“Um Dia de Viagem”, na crônica de Jair Vivan

Crônica Viu essa?

Chegamos! Agora, a viagem que levava um dia ou uma noite inteira pela via-férrea já podia ser feita na metade do tempo pela estrada de rodagem. Sentíamos mais as curvas, mas dormíamos com bem menos barulho. Tínhamos que ir nos adaptando aos poucos: havia o susto do farol na cara que fazia acordar do cochilo com a cabeça apoiada e trepidando, amortecida por um chumaço de cortina no vidro da janela; a buzinada esticada e enfraquecida no distanciamento da aceleração; a curva repentina que jogava um para cima do outro; e o vento gelado da fresta da janela que, às vezes, contornávamos calafetando a brecha com a cortininha. Seguíamos entre freadas, aceleradas e solavancos.

Era melhor evitar poltronas em cima das rodas para minimizar o sacolejo. Depois, nos ônibus mais modernos, era bom evitar as poltronas defronte à porta do banheiro, que, além do abre e fecha pelos usuários, era normal abrir sozinha a cada curva. Assim, quem ocupasse os últimos assentos do lado esquerdo recebia as bufadas de cheiro, na melhor das hipóteses, de desinfetante.

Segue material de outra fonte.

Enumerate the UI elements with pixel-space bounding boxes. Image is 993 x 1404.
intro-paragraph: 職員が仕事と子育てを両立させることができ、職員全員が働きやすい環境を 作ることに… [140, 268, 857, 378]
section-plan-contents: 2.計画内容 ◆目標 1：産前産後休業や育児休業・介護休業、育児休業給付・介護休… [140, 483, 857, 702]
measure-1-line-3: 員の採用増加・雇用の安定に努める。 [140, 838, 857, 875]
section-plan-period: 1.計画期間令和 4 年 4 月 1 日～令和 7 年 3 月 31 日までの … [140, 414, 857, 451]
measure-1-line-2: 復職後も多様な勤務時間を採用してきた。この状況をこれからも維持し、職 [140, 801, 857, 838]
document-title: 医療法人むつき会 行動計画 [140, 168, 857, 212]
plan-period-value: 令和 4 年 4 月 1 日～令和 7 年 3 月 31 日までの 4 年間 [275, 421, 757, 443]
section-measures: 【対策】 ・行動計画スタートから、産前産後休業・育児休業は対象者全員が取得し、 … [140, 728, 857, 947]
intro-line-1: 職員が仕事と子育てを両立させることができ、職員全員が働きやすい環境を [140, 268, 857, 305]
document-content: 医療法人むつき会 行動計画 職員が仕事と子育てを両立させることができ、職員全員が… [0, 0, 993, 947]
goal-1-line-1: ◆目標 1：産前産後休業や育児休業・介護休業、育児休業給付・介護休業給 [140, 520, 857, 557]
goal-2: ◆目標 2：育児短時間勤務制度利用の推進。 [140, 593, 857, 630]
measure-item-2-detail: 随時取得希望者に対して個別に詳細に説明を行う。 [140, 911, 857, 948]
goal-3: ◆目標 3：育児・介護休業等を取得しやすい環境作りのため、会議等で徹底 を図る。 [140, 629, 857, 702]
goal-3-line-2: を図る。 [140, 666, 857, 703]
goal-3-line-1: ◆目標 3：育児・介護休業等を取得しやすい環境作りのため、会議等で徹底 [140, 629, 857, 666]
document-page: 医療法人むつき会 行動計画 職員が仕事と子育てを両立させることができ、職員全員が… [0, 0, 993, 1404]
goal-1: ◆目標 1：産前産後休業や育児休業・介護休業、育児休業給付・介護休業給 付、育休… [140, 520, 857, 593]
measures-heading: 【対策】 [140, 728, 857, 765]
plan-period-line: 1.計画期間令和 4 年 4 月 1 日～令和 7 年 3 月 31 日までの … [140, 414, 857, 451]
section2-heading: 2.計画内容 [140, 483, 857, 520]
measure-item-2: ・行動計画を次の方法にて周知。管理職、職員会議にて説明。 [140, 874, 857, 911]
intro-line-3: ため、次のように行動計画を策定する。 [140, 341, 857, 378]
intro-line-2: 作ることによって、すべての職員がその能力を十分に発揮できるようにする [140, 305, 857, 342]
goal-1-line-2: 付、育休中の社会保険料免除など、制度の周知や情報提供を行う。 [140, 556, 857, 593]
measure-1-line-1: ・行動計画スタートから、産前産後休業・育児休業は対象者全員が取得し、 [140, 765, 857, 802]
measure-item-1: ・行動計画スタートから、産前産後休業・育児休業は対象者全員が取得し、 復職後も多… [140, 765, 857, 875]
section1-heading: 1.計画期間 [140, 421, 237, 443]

Outro cuidado que fazia a diferença era escolher os ônibus diretos, que, na verdade, faziam algumas poucas paradas, pois o “parador,” que fazia jus ao apelido, parava em cada trevo e cada porteira. Era também conhecido por “cata mendigos,” como se fosse comum mendigo viajar de ônibus, mas assim eram chamados.

Outra grande desvantagem do “parador” era que, ao supor que viajaria em duas poltronas por achar que a adjacente não seria ocupada, chegava o dono e cortava o barato, às vezes ainda no início do trajeto. No direto, isso só aconteceria bem mais para frente, nas cidades maiores, onde o ônibus especial faria suas escalas. Mas era possível viajar em duas até o destino, esticado, com as panturrilhas apoiadas no braço da poltrona, deixando as canelas e os pés atravessados no corredor, tipo uma cancela. Só que tinha que recolher na ida e volta de algum outro passageiro que cutucasse para ir ao banheiro.

Assim, chegávamos na imensa, moderna e lotada rodoviária, com o teto cheio de cores, que passava a sensação de novidades e coisas belas e magníficas.

De cara, na enorme metrópole, tudo era muito bonito e promissor. Começava no colorido da rodoviária e seguia pelo cinza poluído do dia a dia, cheio de dificuldades, facilidades, problemas e soluções, tudo ao mesmo tempo.

Tinha mesmo que ir para lá; tudo era em São Paulo e, de trem, era mais barato, normalmente de segunda classe, que tinha assentos de madeira. Mesmo porque a intenção era se alojar no vagão-restaurante, que servia bebidas e comidas para encarar a longa viagem de um dia ou uma noite. Também dava para ir controlando o fiscal e viajar boa parte no vagão com assento estofado da primeira classe. Tinha que ir no sentido contrário; ele passava e, depois do conferimento, a gente ia para os vagões melhores, onde já tinha sido fiscalizado. Em alguns casos, com muita sorte, dava até para viajar de leito.

Dava também para ir sem pagar. Nesse caso, tinha que penetrar clandestinamente no comboio e se trancar no banheiro todas às vezes que o fiscal apontava na reta da conferência. Não era fácil viajar doze horas de trem para chegar na Júlio Prestes, estação que nos dava a impressão nostálgica de uma São Paulo antiga, elegante e receptiva, pulverizando gente para todos os seus cantos.

… JVivanJr.

1 thought on ““Um Dia de Viagem”, na crônica de Jair Vivan

  1. Fiz muito essas viagens. Valia mais a pena as 10 horas de trem que os solavancos de 8 horas de ônibus. Depois que estava trabalhando em São Paulo, já ia sempre de leito. Mas não sem antes encher a cara no restaurante. Como sempre ia nas vésperas de feriados, juntava um monte de ourinhenses tomando cerveja e conversando.